"Do not forget that the Arab countries, starting with Algeria and Egypt, are the ones that have paid the heaviest toll because of Islamic terror"
About this Quote
There is a hard-edged political calculus inside Bongo's warning: it reframes "Islamic terror" from a story about the West under siege into a story about Arab societies bleeding first and most. Coming from a long-ruling Central African statesman, that pivot is not just empathy; it's positioning. He is pressing an argument about ownership of the problem and, by extension, ownership of the solutions.
The specific intent is defensive and diplomatic at once. By naming Algeria and Egypt, Bongo points to two emblematic case studies: Algeria's civil war in the 1990s, where Islamist insurgency and state counterinsurgency produced mass trauma, and Egypt's decades-long struggle with militant groups, sharpened by the 1990s attacks and later waves of violence. The phrase "heaviest toll" is moral leverage: it suggests Arab governments have already paid in lives, stability, and legitimacy, and should not be casually lumped together with the ideologies they fight.

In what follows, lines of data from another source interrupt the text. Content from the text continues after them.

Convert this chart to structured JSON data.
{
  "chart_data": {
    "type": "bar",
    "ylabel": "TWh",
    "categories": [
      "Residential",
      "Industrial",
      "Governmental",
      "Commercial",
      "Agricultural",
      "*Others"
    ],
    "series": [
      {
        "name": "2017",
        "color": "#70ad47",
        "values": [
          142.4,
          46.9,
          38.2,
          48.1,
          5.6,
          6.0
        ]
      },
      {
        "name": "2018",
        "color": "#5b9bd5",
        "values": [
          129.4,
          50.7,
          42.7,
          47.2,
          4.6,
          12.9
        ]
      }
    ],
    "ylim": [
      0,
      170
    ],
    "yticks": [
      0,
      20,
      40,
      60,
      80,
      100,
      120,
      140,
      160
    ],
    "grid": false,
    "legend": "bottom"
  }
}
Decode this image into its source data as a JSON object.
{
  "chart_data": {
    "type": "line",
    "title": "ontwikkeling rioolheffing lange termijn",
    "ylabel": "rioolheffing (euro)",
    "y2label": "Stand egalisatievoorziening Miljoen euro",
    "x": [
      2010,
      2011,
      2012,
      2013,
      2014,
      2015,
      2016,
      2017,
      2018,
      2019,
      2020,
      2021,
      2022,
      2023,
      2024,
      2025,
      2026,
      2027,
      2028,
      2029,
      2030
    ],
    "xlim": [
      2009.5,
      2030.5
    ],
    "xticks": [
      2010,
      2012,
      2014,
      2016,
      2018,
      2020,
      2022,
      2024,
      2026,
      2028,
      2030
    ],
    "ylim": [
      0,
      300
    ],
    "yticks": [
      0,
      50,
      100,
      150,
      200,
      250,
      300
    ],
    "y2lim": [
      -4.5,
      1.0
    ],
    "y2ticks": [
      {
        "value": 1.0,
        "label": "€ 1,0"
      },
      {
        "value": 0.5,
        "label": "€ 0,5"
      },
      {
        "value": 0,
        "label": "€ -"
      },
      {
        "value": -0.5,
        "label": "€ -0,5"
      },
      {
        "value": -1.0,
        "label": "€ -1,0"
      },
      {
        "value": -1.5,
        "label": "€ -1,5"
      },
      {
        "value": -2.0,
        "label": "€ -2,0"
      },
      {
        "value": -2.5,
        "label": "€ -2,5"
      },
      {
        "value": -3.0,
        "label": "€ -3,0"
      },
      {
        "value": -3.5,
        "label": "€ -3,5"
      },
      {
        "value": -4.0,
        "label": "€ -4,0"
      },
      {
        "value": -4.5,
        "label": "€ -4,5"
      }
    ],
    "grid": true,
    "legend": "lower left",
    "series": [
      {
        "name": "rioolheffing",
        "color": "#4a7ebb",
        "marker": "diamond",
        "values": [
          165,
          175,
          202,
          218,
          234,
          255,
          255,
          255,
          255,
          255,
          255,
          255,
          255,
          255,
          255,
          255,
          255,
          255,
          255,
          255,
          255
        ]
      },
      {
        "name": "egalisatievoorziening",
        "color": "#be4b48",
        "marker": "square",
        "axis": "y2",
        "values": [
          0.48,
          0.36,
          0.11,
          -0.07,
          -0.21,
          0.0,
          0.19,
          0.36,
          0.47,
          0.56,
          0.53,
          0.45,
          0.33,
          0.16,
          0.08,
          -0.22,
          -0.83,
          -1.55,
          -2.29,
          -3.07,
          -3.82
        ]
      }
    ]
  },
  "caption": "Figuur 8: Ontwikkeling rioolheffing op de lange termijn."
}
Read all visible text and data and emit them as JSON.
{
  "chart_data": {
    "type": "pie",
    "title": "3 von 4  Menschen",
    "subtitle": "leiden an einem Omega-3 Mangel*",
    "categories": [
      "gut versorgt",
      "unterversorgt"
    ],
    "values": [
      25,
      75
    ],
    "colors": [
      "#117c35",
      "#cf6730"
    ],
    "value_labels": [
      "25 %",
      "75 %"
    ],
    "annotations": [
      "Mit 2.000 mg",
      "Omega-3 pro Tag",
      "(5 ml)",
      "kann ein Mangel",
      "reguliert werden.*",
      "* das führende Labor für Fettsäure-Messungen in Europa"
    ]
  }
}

The subtext is also a plea against civilizational shorthand. "Islamic terror" is a charged label, but Bongo uses it to separate religion from militants by shifting blame toward a faction, not a people. Yet the line carries its own politics: it quietly legitimizes strong security states as victims acting under duress, and it invites Western partners to treat Arab regimes less as suspects and more as frontline allies.
Context matters: post-9/11 geopolitics made counterterrorism a currency. Bongo's remark spends that currency to demand recognition, solidarity, and perhaps a freer hand for state power in the name of survival.
The specific intent is defensive and diplomatic at once. By naming Algeria and Egypt, Bongo points to two emblematic case studies: Algeria's civil war in the 1990s, where Islamist insurgency and state counterinsurgency produced mass trauma, and Egypt's decades-long struggle with militant groups, sharpened by the 1990s attacks and later waves of violence. The phrase "heaviest toll" is moral leverage: it suggests Arab governments have already paid in lives, stability, and legitimacy, and should not be casually lumped together with the ideologies they fight.
The subtext is also a plea against civilizational shorthand. "Islamic terror" is a charged label, but Bongo uses it to separate religion from militants by shifting blame toward a faction, not a people. Yet the line carries its own politics: it quietly legitimizes strong security states as victims acting under duress, and it invites Western partners to treat Arab regimes less as suspects and more as frontline allies.
Context matters: post-9/11 geopolitics made counterterrorism a currency. Bongo's remark spends that currency to demand recognition, solidarity, and perhaps a freer hand for state power in the name of survival.